Reveló que fue enganchada a través de Facebook, por una supuesta compañía que le ofreció vender artículos de belleza y bisutería. No le pidieron dinero ni nada a cambio por el producto, sólo le dijeron que debía venir a recoger el producto aquí, a unas oficinas ubicadas en la alcaldía Miguel Hidalgo; ella llegó con su hija de dos años en brazos y ahí la capturaron.

En la carpeta de investigación que se inició por el delito de privación ilegal de la libertad, se lee que a la mujer en un principio la drogaron y así abusaron de ella; al recobrar el conocimiento le dijeron que sería forzada a trabajos sexuales, se negó, por lo que la golpearon y le recordaron que ellos tenían a su hija de dos años en su poder, así fue como la amagaron.

La víctima reveló que los proxenetas le pagaron los boletos de autobús, por lo que pensó que se trataba de una empresa seria. Detalló que las oficinas a las que llegó estaban en un edifico cerca de la avenida Reforma, de ahí le dijeron que tenían que ir por el producto a unas bodegas, ella sólo recuerda que estaba cerca de las oficinas centrales de la alcaldía Cuauhtémoc.
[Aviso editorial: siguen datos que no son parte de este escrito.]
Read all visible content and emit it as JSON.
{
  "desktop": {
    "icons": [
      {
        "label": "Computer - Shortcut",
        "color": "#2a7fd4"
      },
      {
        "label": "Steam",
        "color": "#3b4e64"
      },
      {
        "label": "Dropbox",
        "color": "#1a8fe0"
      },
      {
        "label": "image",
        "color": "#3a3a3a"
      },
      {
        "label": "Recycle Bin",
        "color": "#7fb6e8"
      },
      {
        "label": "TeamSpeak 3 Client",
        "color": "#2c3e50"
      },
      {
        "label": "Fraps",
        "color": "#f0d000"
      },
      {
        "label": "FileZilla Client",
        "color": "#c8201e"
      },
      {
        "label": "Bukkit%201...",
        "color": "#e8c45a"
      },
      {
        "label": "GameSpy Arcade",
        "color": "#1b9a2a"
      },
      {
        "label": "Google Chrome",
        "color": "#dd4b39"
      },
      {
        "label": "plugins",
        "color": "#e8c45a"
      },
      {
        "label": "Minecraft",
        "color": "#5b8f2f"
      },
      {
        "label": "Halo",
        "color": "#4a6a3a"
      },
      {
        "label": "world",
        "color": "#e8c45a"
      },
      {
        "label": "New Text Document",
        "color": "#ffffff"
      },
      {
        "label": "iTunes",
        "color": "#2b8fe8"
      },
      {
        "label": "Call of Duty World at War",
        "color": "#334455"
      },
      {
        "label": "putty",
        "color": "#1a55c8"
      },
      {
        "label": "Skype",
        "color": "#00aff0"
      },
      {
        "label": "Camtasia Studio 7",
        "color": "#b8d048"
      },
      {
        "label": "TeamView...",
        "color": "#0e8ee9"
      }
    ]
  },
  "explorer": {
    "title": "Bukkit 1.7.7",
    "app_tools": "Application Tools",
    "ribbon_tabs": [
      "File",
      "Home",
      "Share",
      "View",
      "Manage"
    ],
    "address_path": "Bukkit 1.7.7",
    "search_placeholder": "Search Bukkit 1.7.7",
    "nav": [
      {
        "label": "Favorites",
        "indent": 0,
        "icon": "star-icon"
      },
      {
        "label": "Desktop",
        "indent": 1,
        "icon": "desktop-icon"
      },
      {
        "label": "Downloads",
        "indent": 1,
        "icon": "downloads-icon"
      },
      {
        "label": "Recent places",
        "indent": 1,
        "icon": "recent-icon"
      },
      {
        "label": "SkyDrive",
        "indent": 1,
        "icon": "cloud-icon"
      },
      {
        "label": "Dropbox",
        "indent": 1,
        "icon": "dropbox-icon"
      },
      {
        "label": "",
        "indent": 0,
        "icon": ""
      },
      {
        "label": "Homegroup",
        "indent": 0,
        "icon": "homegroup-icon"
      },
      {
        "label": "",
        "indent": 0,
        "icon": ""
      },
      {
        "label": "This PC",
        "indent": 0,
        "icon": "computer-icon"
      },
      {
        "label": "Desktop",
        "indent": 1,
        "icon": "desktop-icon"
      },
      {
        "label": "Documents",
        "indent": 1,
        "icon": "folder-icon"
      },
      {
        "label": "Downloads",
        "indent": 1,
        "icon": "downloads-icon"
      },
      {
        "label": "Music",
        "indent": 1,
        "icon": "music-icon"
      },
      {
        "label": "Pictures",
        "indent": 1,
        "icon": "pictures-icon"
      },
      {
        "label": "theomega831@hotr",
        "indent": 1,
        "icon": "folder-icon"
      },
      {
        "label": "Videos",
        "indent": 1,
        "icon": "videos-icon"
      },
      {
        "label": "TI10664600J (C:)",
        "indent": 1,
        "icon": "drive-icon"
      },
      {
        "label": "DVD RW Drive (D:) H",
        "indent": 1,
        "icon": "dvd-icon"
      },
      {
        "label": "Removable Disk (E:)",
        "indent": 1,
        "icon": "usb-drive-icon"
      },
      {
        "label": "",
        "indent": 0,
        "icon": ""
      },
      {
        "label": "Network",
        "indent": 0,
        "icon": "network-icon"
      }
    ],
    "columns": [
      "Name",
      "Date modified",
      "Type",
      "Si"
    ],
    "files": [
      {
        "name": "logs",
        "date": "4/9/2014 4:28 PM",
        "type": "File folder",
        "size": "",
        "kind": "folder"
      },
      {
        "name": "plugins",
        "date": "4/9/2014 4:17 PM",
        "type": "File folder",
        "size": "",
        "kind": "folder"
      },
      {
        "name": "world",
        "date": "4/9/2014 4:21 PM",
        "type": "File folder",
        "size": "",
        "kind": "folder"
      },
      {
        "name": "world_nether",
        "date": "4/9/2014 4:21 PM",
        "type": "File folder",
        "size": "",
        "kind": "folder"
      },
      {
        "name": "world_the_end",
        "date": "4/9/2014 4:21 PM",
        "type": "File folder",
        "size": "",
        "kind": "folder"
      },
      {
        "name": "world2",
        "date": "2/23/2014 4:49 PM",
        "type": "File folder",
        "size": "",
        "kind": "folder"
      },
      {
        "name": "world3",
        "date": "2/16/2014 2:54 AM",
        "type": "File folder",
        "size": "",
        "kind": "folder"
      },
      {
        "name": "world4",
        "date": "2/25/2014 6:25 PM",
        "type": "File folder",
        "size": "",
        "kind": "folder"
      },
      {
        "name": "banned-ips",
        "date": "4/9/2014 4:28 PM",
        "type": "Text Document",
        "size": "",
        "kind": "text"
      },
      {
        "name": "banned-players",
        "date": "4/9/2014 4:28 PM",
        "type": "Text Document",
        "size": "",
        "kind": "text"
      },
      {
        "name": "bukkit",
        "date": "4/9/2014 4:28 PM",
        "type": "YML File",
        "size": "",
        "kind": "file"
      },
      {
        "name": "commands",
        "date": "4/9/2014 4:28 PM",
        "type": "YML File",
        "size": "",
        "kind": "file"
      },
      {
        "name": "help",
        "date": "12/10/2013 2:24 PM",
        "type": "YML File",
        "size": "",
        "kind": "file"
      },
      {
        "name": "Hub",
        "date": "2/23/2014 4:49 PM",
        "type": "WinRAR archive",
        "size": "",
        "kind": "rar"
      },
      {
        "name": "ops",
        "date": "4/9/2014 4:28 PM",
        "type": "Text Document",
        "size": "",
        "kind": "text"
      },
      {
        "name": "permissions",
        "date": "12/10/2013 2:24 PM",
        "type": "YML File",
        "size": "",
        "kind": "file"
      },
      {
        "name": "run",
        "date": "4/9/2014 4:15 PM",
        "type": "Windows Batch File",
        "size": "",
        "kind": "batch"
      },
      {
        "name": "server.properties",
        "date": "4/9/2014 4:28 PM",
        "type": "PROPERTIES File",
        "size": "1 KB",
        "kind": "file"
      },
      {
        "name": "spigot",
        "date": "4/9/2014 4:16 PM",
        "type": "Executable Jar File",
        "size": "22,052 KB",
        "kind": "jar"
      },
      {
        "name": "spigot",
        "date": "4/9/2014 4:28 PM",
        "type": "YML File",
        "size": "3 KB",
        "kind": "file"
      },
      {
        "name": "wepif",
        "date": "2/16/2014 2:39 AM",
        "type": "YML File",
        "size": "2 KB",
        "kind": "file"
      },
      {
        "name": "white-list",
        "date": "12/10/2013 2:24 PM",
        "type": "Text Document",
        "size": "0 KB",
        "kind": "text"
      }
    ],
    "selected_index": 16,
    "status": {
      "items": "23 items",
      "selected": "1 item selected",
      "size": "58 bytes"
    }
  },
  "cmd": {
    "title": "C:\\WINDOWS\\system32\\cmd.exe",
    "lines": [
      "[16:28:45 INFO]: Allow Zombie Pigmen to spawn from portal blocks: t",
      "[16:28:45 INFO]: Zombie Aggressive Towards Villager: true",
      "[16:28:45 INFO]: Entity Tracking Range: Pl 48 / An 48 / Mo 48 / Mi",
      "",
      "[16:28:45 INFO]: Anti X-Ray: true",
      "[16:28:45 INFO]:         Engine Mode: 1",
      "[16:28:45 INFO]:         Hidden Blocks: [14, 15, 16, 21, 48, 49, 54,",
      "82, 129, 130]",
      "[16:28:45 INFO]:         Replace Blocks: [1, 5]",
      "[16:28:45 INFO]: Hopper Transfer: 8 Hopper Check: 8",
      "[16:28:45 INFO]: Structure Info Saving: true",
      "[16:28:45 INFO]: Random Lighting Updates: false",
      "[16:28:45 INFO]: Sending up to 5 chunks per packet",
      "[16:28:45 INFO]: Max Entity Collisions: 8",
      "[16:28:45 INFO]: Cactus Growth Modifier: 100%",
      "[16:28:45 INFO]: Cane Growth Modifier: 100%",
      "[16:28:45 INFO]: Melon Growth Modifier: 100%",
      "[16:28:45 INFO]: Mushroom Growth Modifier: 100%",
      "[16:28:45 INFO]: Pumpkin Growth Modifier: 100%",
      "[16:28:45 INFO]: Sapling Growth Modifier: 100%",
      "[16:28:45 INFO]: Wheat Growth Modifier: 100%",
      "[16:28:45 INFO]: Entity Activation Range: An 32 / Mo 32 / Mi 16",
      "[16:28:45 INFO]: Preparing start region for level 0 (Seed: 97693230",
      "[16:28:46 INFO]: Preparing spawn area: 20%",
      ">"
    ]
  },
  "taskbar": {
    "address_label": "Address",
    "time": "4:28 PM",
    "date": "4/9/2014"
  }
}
El lugar, narró, era una suerte de vecindad, donde después de ofrecerle agua y despertar empezó su martirio. Detalló que gritó y peleó con sus captores, pero nadie la ayudó; así, drogada e inconsciente, la mantuvieron por varias horas, luego, recordó, atendió a más de 10 clientes en un día y el número creció conforme la dejaban salir a las calles, siempre vigilada y resguardada por otras mujeres que la llevaban a un motel de Buenavista, donde la prostituían. Durante ese tiempo no comió ni vio a su hija.

Sus captores la dejaron a su suerte en el Hospital Gregorio Salas, donde reveló lo sucedido a una trabajadora social y fue entonces que se solicitó la intervención de las autoridades de investigación.